Активности ADCC антител оценивали путем анализа высвобождения лактатдегидрогеназы (LDH) с помощью набора Cyto Tox 96 Non-Radioactive Cytotoxity Assay (Promega, Мэдисон, США). Мононуклеарные клетки периферической крови человека (PBMC) очищали из цитратной цельной крови стандартным фиколл-пак разделением, ресуспендировали в полной среде (среда RPMI-1640 (Chemie Brunschwig AG, PAA, Базель, Швейцария) с добавлением 10% эмбриональной телячьей сыворотки (FBS, Chemie Brunschwig AG, PAA, Базель, Швейцария), 2 мМ ultraglutamine 1 (Lonza, Вервье, Бельгия), 1% пенициллина/стрептомицина (Chemie Brunschwig AG, PAA, Базель, Швейцария) и 100 Ед/мл IL-2 человека (Sigma, Миссури, США)) и инкубировали в течение ночи при 37°C. На следующий день PBMC собирали центрифугированием, дважды промывали и ресуспендировали в культуральной среде при плотности 8×10⁶ клеток/мл. В качестве клеток-мишеней применяли клеточную линию HT1080. Клетки HT1080 промывали дважды и ресуспендировали в полной среде при плотности 0,2×10⁶ клеток/мл. Пятьдесят микролитров антитела, разведенного до 1,5 мкг/мл, с конечной концентрацией 0,1 мкг/мл (фигура 2) или 0,01 мкг/мл (фигура 3) смешивали с 50 мкл клеток-мишеней и добавляли к равному объему PBMC в U-донный 96-луночный планшет. На протяжении всего эксперимента применялось соотношение мишени к эффектору 1:40. После 4 часов инкубации при 37°C клетки центрифугировали, и образцы по 50 мкл бесклеточного супернатанта собирали, переносили в плоскодонный 96-луночный планшет и анализировали. Процент лизиса рассчитывали следующим образом: (Высвобождение образца - Спонтанное высвобождение мишени - Спонтанное высвобождение эффектора)/(Максимальное высвобождение - Спонтанное высвобождение мишени)*100; где Спонтанное высвобождение мишени представляет собой флуоресценцию от лунок, которые содержат только клетки-мишени, Спонтанное высвобождение эффектора представляет собой флуоресценцию от лунок, которые содержат только эффекторные клетки, и Максимальное высвобождение представляет собой флуоресценцию от лунок, которые содержат клетки-мишени, которые были обработаны лизирующим буфером. Фоновый процент лизиса, полученный в отсутствие антитела (Клетки-мишени + Эффекторные клетки), вычитали из процента лизиса образца; показанные данные представляют собой средний процент цитотоксичности ± стандартное отклонение лунок в трех повторностях с использованием PBMC, выделенных у одного донора.

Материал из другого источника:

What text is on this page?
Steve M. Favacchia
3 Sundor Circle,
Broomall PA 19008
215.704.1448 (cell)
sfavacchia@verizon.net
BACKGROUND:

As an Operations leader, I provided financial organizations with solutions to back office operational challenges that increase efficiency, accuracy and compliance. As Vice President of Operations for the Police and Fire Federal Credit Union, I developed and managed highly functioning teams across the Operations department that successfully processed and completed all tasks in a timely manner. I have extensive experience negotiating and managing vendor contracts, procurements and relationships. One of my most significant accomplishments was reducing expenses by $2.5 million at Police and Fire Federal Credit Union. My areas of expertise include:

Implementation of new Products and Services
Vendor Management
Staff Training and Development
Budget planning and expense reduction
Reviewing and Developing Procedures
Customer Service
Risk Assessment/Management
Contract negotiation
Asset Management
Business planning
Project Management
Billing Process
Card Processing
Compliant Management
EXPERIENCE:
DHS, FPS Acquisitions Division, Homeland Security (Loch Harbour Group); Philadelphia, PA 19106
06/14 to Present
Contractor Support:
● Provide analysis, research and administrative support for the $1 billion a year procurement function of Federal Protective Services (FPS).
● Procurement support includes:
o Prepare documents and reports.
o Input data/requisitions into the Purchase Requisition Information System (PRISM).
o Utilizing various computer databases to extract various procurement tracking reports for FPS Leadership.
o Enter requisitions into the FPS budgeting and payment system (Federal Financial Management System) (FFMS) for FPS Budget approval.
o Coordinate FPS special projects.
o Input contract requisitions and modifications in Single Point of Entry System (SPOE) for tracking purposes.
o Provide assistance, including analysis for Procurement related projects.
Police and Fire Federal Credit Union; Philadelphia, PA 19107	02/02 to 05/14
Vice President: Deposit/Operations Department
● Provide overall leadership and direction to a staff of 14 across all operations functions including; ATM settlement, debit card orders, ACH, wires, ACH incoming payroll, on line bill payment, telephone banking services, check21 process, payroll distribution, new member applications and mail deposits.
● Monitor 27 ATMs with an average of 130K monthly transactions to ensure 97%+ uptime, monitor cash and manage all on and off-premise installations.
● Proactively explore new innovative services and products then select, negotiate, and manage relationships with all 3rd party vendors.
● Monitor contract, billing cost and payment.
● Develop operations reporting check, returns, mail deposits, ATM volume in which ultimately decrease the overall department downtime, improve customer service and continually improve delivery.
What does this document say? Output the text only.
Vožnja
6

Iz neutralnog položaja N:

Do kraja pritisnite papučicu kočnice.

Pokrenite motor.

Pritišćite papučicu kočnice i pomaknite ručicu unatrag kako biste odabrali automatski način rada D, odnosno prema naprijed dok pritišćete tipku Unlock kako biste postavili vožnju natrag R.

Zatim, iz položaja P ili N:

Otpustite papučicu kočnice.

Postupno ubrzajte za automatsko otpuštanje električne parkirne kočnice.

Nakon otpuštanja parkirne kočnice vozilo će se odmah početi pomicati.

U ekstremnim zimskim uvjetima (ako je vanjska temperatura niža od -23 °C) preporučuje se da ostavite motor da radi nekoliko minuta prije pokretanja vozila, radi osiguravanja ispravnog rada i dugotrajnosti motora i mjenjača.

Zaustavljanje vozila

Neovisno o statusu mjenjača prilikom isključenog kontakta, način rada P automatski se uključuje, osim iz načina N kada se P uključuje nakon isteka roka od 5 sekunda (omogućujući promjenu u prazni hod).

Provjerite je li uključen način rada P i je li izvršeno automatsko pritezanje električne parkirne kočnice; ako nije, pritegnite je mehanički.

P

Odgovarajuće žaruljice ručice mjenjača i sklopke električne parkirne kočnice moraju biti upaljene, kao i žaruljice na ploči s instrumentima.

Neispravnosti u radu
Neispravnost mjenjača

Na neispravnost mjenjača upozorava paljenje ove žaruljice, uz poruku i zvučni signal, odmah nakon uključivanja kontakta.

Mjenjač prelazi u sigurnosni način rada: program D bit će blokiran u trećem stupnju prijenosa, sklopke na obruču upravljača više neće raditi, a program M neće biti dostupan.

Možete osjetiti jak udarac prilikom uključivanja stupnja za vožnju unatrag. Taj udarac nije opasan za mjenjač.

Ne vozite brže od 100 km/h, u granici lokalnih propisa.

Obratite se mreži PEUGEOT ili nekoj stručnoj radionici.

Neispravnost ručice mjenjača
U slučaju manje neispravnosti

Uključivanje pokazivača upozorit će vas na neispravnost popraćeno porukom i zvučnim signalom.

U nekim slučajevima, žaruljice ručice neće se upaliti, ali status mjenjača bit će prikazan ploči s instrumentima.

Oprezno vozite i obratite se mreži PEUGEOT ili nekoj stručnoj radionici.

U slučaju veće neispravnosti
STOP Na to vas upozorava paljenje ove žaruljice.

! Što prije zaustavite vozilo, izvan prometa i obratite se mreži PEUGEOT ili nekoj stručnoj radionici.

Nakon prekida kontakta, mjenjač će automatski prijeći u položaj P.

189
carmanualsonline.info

На фигуре 2 показана небольшая специфическая ADCC, обусловленная контрольным антителом IgG1 или исходным антителом IgG4 к VLA-2 (точка данных №1 и 12, соответственно); показанные данные демонстрируют, что встречающийся в природе изотип IgG1 антитела человека к VLA2 имеет усиленную клеточную цитотоксичность к клеткам, экспрессирующим VLA-2⁺, и более предпочтительны точечные мутанты IgG1-антитела к VLA2 со следующим порядком активности: IgG1-S298A/S324N к VLA2 (точка данных №11; 2-кратное повышение) > IgG1-S298A к VLA2 (точка данных № 8; 1,8-кратное повышение) > IgG1 к VLA2 (точка данных №2; 1,7-кратное повышение) или IgG1-E269D/S298A/S324N к VLA2 (точка данных №10; 1,7-кратное повышение) > IgG1-E269D к VLA2 (точка данных № 9; 1,5-кратное повышение).

На фигуре 3 показано, что подобный порядок активности ADCC для вариантов антител к VLA2 сохраняется при десятикратном разведении антитела.

Перечень последовательностей приведен в конце описания.